Does ResNet50 work best with (224, 224, 3) images? I have a images of size (160, 160, 3) and I think increasing their size to (224,224) would decrease quality of images. What should i do?
I have images from 2 different sources of sizes (1024x1024) and (216x178). I applied augmentation wherein i added gaussian noise, blur and JPEG compression and the usual rotations and all and resized them to 160x160. The reason I shared these details is, I feel that after doing so many augmentations I have already reduced the quality of images and now if I increase the size then it would further decrease their quality. Am I correct?
Should i just resize all of them to 224x224 or simply give the 160,160 size images to ResNet50?
Also, I know only cv2.resize(…) method, is there nay other efficient way of doing this?
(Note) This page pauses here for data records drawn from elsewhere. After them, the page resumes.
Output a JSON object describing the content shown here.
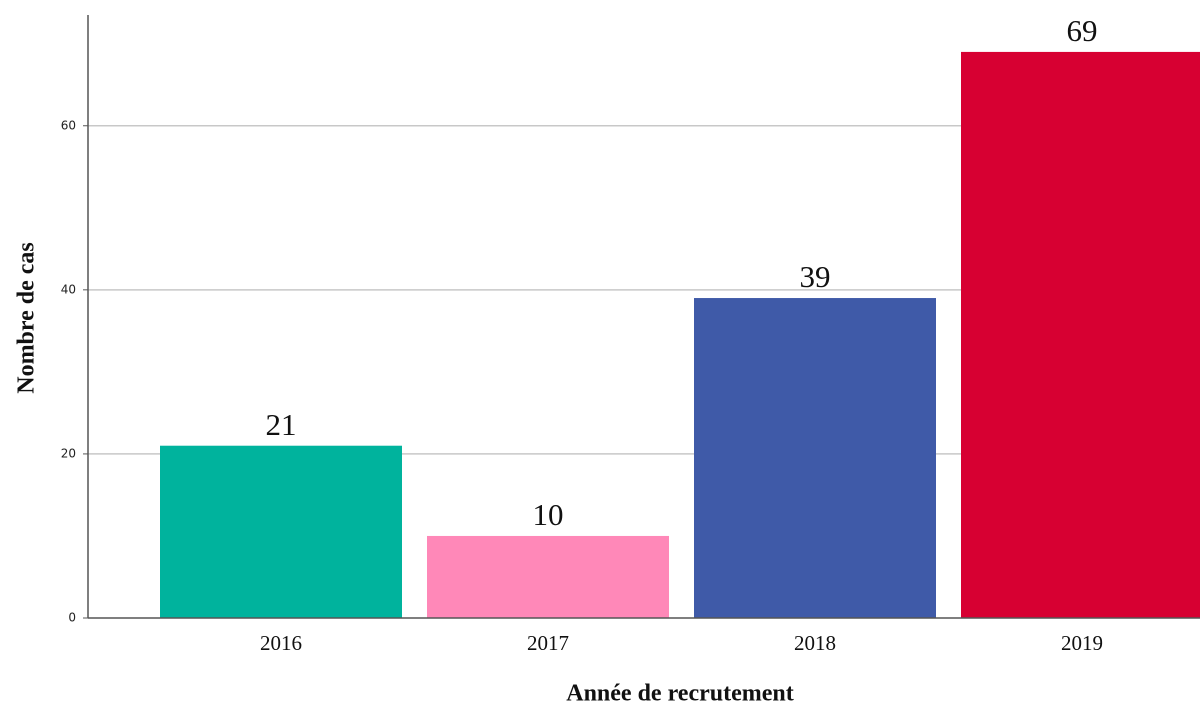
{
  "chart_data": {
    "type": "bar",
    "x_label": "Année de recrutement",
    "y_label": "Nombre de cas",
    "categories": [
      "2016",
      "2017",
      "2018",
      "2019"
    ],
    "values": [
      21,
      10,
      39,
      69
    ],
    "colors": [
      "#00b39d",
      "#ff88b8",
      "#3f5aa8",
      "#d70032"
    ],
    "ylim": [
      0,
      73.5
    ],
    "yticks": [
      0,
      20,
      40,
      60
    ],
    "grid": true
  }
}
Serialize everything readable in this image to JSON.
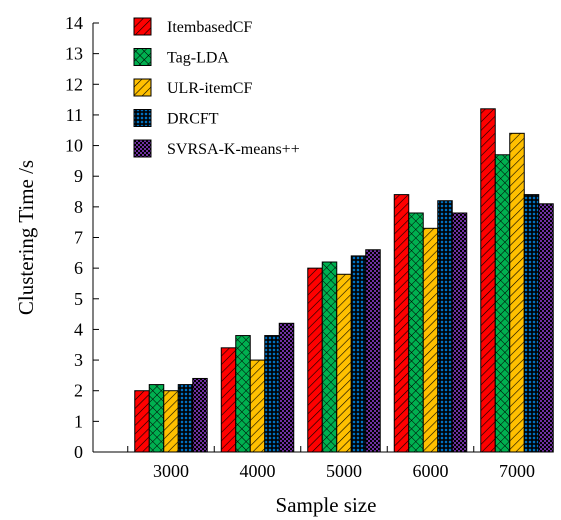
{
  "chart_data": {
    "type": "bar",
    "categories": [
      "3000",
      "4000",
      "5000",
      "6000",
      "7000"
    ],
    "series": [
      {
        "name": "ItembasedCF",
        "color": "#ff0000",
        "pattern": "diagonal-hatch",
        "values": [
          2.0,
          3.4,
          6.0,
          8.4,
          11.2
        ]
      },
      {
        "name": "Tag-LDA",
        "color": "#00b050",
        "pattern": "cross-hatch",
        "values": [
          2.2,
          3.8,
          6.2,
          7.8,
          9.7
        ]
      },
      {
        "name": "ULR-itemCF",
        "color": "#ffc000",
        "pattern": "diagonal-hatch",
        "values": [
          2.0,
          3.0,
          5.8,
          7.3,
          10.4
        ]
      },
      {
        "name": "DRCFT",
        "color": "#0070c0",
        "pattern": "dots",
        "values": [
          2.2,
          3.8,
          6.4,
          8.2,
          8.4
        ]
      },
      {
        "name": "SVRSA-K-means++",
        "color": "#7030a0",
        "pattern": "checker",
        "values": [
          2.4,
          4.2,
          6.6,
          7.8,
          8.1
        ]
      }
    ],
    "xlabel": "Sample size",
    "ylabel": "Clustering Time /s",
    "ylim": [
      0,
      14
    ],
    "yticks": [
      "0",
      "1",
      "2",
      "3",
      "4",
      "5",
      "6",
      "7",
      "8",
      "9",
      "10",
      "11",
      "12",
      "13",
      "14"
    ],
    "grid": false,
    "legend_position": "top-left"
  }
}
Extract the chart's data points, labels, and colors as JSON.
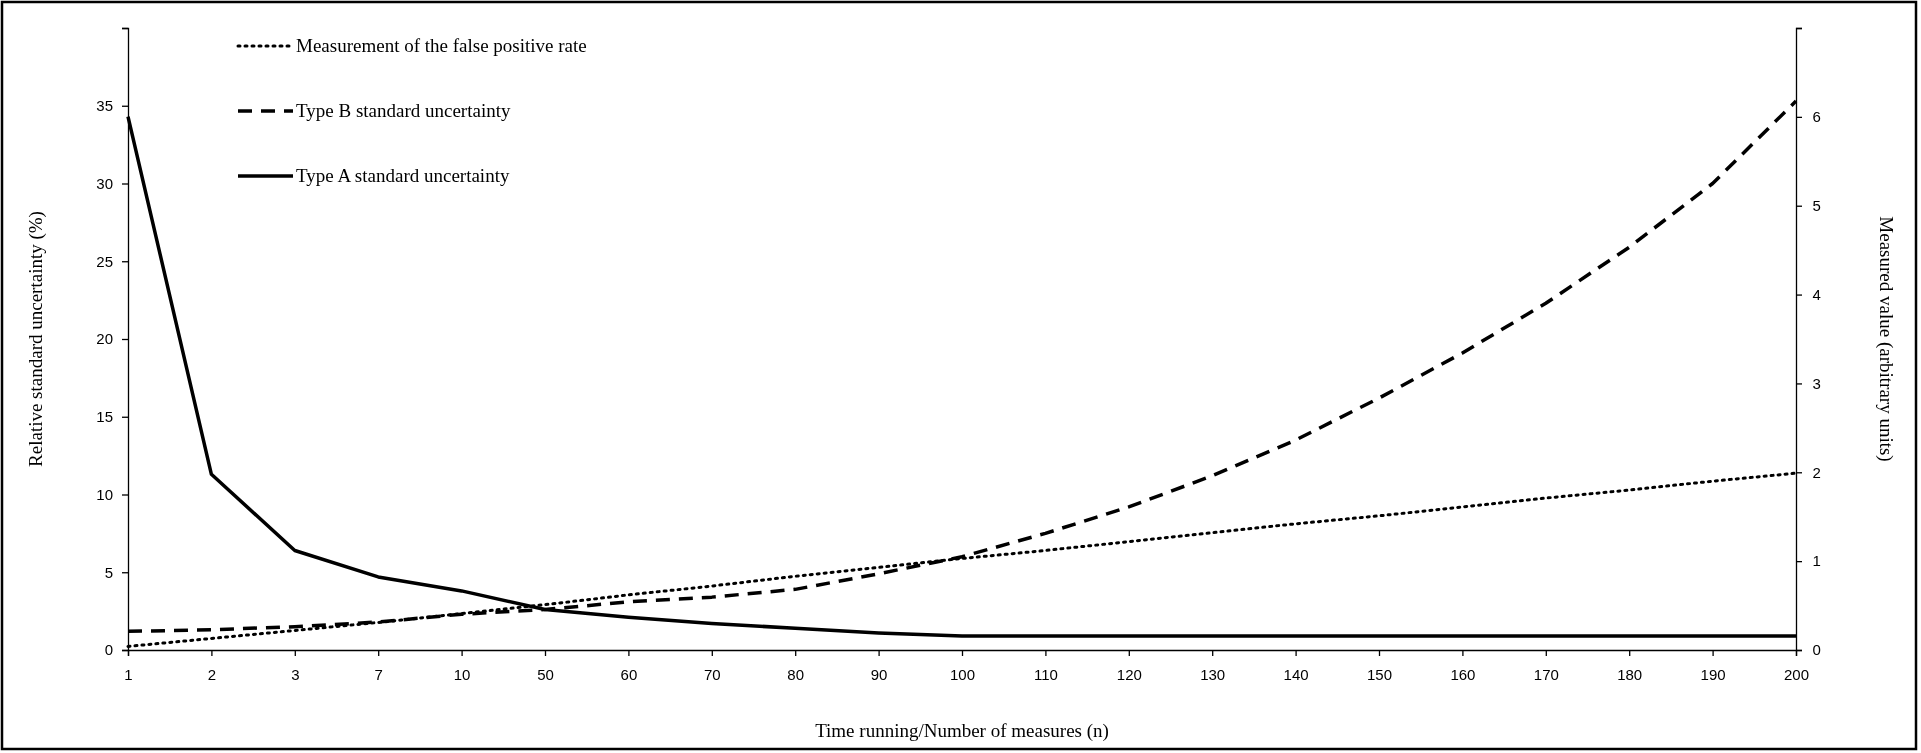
{
  "chart_data": {
    "type": "line",
    "xlabel": "Time running/Number  of measures (n)",
    "ylabel": "Relative  standard uncertainty  (%)",
    "y2label": "Measured value  (arbitrary  units)",
    "categories": [
      "1",
      "2",
      "3",
      "7",
      "10",
      "50",
      "60",
      "70",
      "80",
      "90",
      "100",
      "110",
      "120",
      "130",
      "140",
      "150",
      "160",
      "170",
      "180",
      "190",
      "200"
    ],
    "ylim": [
      0,
      40
    ],
    "yticks": [
      0,
      5,
      10,
      15,
      20,
      25,
      30,
      35,
      {
        "value": 40,
        "label": null
      }
    ],
    "y2lim": [
      0,
      7
    ],
    "y2ticks": [
      0,
      1,
      2,
      3,
      4,
      5,
      6,
      {
        "value": 7,
        "label": null
      }
    ],
    "grid": false,
    "legend": "top left",
    "marker": "none",
    "series": [
      {
        "name": "Measurement of the false positive rate",
        "color": "#000000",
        "axis": "y2",
        "line_style": "dotted",
        "values": [
          0.04,
          0.13,
          0.22,
          0.31,
          0.41,
          0.51,
          0.62,
          0.72,
          0.83,
          0.93,
          1.03,
          1.12,
          1.22,
          1.32,
          1.42,
          1.51,
          1.61,
          1.71,
          1.8,
          1.9,
          1.99
        ]
      },
      {
        "name": "Type B standard uncertainty",
        "color": "#000000",
        "axis": "y",
        "line_style": "dashed",
        "values": [
          1.2,
          1.3,
          1.5,
          1.8,
          2.3,
          2.6,
          3.1,
          3.4,
          3.9,
          4.9,
          6.0,
          7.5,
          9.2,
          11.2,
          13.5,
          16.2,
          19.1,
          22.3,
          25.9,
          30.0,
          35.3
        ]
      },
      {
        "name": "Type A standard uncertainty",
        "color": "#000000",
        "axis": "y",
        "line_style": "solid",
        "values": [
          34.3,
          11.3,
          6.4,
          4.7,
          3.8,
          2.6,
          2.1,
          1.7,
          1.4,
          1.1,
          0.9,
          0.9,
          0.9,
          0.9,
          0.9,
          0.9,
          0.9,
          0.9,
          0.9,
          0.9,
          0.9
        ]
      }
    ]
  }
}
Lots of questions in this thread, some of them I think have subjective answers (what quality is good enough?). But this one is easy, and the answer is ‘No’. No, you cannot just feed 160x160 input to a default ResNet50. What you can do, however, is treat an entire ResNet50 model architecture as a Layer, and add your own Layer(s) to accept your custom input size and output 224x224. You can either treat it as a complete train from scratch or transfer learning use case. Alternatively, you can modify ResNet50 layer(s) to accept the different size input, but then you need to account for the x32 downsampling and make sure the dimensions still make sense throughout the architecture.
Are you resizing down from original sizes to 160x160? Cropping? The choice to go to 160x160 with the augmented data isn’t obvious to me.
Thanks for replying, but I didn’t understand this part, are you saying to add some extra convolutional layers to increase the size of my image to 224,224 and then feed that to ResNet50? If so, then how should i do that?
As far as 160,160 size is concerned, I initially thought of using my custom Dense CNN (inspired from a paper) which required an input of 160,160. Moreover, as i said some sources had images of size 216,178 so I thought of reducing them further so that i can save some computer power as well.
Lastly, I didn’t crop the images and simply resized them because the dataset didn’t have much background in it.
Can you clarify whether you are considering starting with a pre-trained ResNet50 model, or just utilizing the architecture and doing all the training yourself?
In any case, the approach is similar, the difference is in how you incorporate the ResNet layers and weights. Regarding the use of inputs smaller than a defined model architecture, or dealing with irregularly sized inputs, see for example
I went through this paper and it is suggesting to use zero-padding instead of interpolation. Are you recommending the same thing?
I will be using pre-trained ResNet50 model without the top layer. Also, I will unfreeze the last layer (entire 5th layer). Is it fine? any suggestions you have for me in this regard?
My recommendation is to do what works best. I don’t mean that sarcastically. I don’t believe that there is one approach or rule that is right for all domains, data sources, engineering budgets, and operational environments. Rather, you should expect to arrive at an acceptable result through empirical analysis. Remember that what the image quality looks like to your eyes is irrelevant. What matters is prediction accuracy and its impact on the four quadrants of the truth table performed at a frame rate acceptable for your particular application.
Hi, so I tried fine-tuning resnet50 and I didn’t find much difference whether I used the 160,160 images or used zero-padding to get image of size 224,224 . Though when i resized them to 224,224 (interpolation) the accuracy decreased further. Hence i worked with the original 160,160 size images.
But the model was overfitting and I tried adding dropout layers and got a validation accuracy of 92%. Then i simply designed my own Dense CNN which worked better than resnet50 and got a validation accuracy of 96%.